Quando pensi al ferro nel sangue, qual è il disturbo che ti viene in mente? Sicuramente l'anemia, cioè la scarsa presenza di ferro. Eppure esiste un altro problema che è esattamente l'opposto dell'anemia. In condizioni normali (quindi non patologiche) il ferro viene trasportato nel sangue grazie alla transferrina, una proteina plasmatica che solitamente viaggia satura di ferro per circa il 50%. In un'analisi del sangue i valori normali della transferrina dovrebbero variare da 200 a 400 milligrammi per decilitro. Quando i valori della transferrina risultano in aumento ciò può essere dovuto a una carenza di ferro o a una forma di anemia; al contrario, valori della transferrina al ribasso potrebbero indicare un'emocromatosi. Vediamo di cosa si tratta.
Sappiamo tutti che la carenza di ferro nel sangue può portare a qualche disturbo di salute, ma più raramente si pensa in quali problemi si incorre se il ferro è troppo. Quando si verifica questa condizione, infatti, si parla di emocromatosi, una malattia ereditaria causata da un difetto del metabolismo del ferro, che porta ad un accumulo di questo elemento nell’organismo e, nello stadio più avanzato, a danni ben più gravi per la salute.
Esistono ben quattro tipi di emocromatosi dovuti a difetti di cinque diversi geni. L'emocromatosi classica (tipo 1) è una forma di malattia abbastanza comune, particolarmente diffusa nel Nord Europa; in Italia si conta un caso su 500 abitanti in alcune aree del nord e un caso su duemila, tremila abitanti nel centro-sud. Le altre forme di emocromatosi sono più rare. Particolarmente insidiosa l'emocromatosi giovanile (tipo 2) che compare in età precoce e può causare gravi danni anche prima dei vent'anni.
Accorgersi di avere troppo ferro nel sangue non è facile. I sintomi dell'emocromatosi, infatti, sono aspecifici. Il ferro ha un’azione tossica lenta, ma graduale e può danneggiare l'organismo in forme diverse, causando cirrosi epatica, diabete, impotenza e infertilità nell’uomo, amenorrea nella donna, scompenso cardiaco e aritmie, artropatie e osteoporosi.
Al primo sospetto di emocromatosi, occorre sottoporsi a un esame del sangue. Viene fatta un'indagine controllando il dosaggio della sideremia (la quantità del ferro circolante, ossia quello legato alla transferrina, la proteina che trasporta il ferro), della transferrina e della ferritina, oltre al calcolo della percentuale di saturazione della transferrina. Dopo aver escluso altre cause che possono aver determinato eventuali alterazioni di degli esami, si eseguono esami di secondo e terzo livello presso centri specializzati, che comprendono l'interpretazione del test genetico, la misurazione del ferro epatico e lo studio delle eventuali complicanze.

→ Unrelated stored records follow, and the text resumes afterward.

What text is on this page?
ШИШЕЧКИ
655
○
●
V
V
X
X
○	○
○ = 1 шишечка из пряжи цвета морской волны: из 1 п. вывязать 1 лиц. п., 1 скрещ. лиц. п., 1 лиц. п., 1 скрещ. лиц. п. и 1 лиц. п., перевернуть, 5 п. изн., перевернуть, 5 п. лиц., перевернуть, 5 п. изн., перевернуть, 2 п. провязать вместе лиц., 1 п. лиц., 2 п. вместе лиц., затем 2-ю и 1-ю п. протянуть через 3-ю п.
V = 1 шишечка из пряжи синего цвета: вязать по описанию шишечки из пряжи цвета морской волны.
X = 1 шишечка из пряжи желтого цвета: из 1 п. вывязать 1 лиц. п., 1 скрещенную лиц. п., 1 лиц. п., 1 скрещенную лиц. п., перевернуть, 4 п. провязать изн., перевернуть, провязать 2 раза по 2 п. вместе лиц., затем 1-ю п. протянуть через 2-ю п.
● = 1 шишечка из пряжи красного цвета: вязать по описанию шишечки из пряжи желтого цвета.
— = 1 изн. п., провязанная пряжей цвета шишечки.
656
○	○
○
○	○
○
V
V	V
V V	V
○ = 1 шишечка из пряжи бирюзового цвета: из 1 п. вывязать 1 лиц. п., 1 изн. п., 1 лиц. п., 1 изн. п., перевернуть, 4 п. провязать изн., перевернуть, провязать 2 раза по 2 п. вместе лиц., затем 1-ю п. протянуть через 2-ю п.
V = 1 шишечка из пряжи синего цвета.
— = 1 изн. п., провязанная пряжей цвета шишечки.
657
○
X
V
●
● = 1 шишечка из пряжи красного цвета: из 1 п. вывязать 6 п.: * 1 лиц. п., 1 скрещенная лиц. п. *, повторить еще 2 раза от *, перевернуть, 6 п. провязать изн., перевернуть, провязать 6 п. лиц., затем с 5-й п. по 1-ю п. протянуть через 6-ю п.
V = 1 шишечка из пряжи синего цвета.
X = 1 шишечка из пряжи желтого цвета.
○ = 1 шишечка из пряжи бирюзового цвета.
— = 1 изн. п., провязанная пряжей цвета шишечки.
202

Per risolvere l'accumulo di ferro, bisogna in qualche modo rimuoverlo. La terapia classica quindi consiste in un consistente prelievo di sangue (un salasso, ma fortunatamente non ha nulla a che vedere con la pratica delle sanguisughe fatta in passato) in quantità compresa tra i 350 e i 450 ml, secondo il peso del paziente e con una frequenza che può variare a seconda del caso: nei casi più gravi il prelievo è anche settimanale, nelle forme più lievi è quindicinale o mensile. Una volta che il ferro in eccesso è stato "rimosso", si passa alla fase di mantenimento volta a prevenire che il ferro torni ad accumularsi negli organi.
Alimentazione ed emocromatosi
Non è possibile prevenire l'emocromatosi, ma un aiuto arriva sempre da un'alimentazione sana ed equilibrata. Dovendo evitare un accumulo di ferro, la prima cosa da fare sarà ridurre il consumo di carne nella propria dieta: questa scelta non solo evita un più grave sovraccarico di ferro, ma riduce anche l'assunzione di grassi e proteine. Abbiamo poi visto come l'emocromatosi possa portare, nelle forme più gravi, anche alla cirrosi epatica: per questo motivo, vino e superalcolici andrebbero evitati o consumati occasionalmente.